In times of trouble, a socially intelligent leader knows how to take control of the situation, and the steps necessary to appease all parties and solve the issue as quickly as possible, he explains.
And in order to become a socially intelligent leader, professionals must first ensure that they're focused on their work: "Socially intelligent leadership begins with being engaged and focused on your work," he writes. "Leaders at all levels must uphold their responsibility to maintain a productive environment."

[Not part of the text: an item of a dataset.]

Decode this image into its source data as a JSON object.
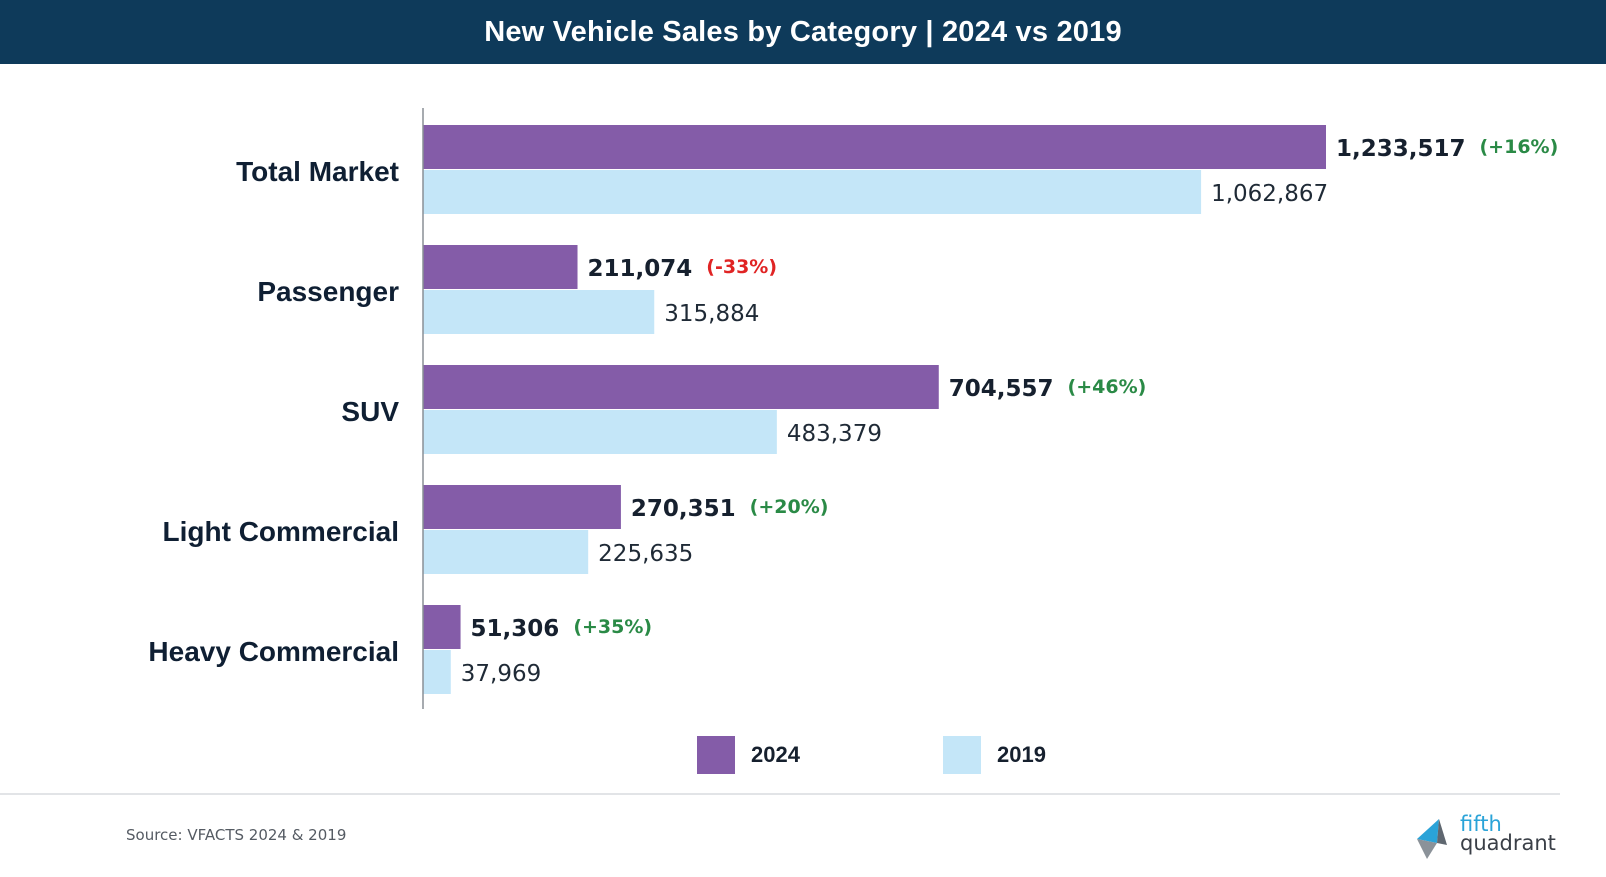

This coincides with being in-tune to your role as a leader. Once you're focused on productivity and are aware of the importance of your work, you can better address your colleagues' struggles and setbacks, and know how to respond thoughtfully. In any dilemma, that is the key aspect of a socially intelligent leader.
"If you're disengaged from your role, you won't be able to put others at ease," Goleman says. "An engaged leader can tap into her innate social intelligence - discerning how people feel and why, expressing appropriate concern, and interacting skillfully to encourage positive states of thinking."
Tapping into social intelligence is important because people are most responsive and when they feel like they're a valued part of the team, and their feelings are considered. Social intelligence is a necessary trait for a good leader to possess in a time of conflict."When colleagues express frustration, a socially intelligent leader knows how to listen carefully, empathize, and take measures to help improve conditions," Goleman writes.
Being a socially intelligent leader isn't about having all of the answers, it's about knowing how to address the matter appropriately, and with compassion. When a problem presents itself, that's just one part of it - it's crucial that you also address the needs and fears of the people who have been affected by it.
"Even when these measures fail, they can provide emotional support to the person in distress," Goleman says. "Paying attention to someone's concerns actually allows that person to process them faster, shortening the time spent ruminating."
But if you're not a big fan of confrontation - or consoling - looking the other way is not the answer. Goleman explains in the post that avoiding the problem will not only resolve nothing, but will make matters worse for the coworker in question, and the relationship. "By ignoring these demonstrations of anger and frustration, a leader will only encourage the person to seethe… and then seethe some more about being ignored!"
And even if the problem or frustration seems unwarranted or insignificant, then it's still no reason to discount a distressed colleague. To be a socially intelligent leader, it's imperative that you sympathize as much as possible, and try to see the issue from all perspectives. No one wants to feel neglected in a stressful situation.
"Keep in mind: As a socially intelligent leader, you can do this even when a person's complaints seem truly unfounded," he writes. "You don't need to condone a reaction; but you should acknowledge the emotions behind that reaction, and suggest a couple of solutions. This will at least decrease the magnitude of any harmful emotions."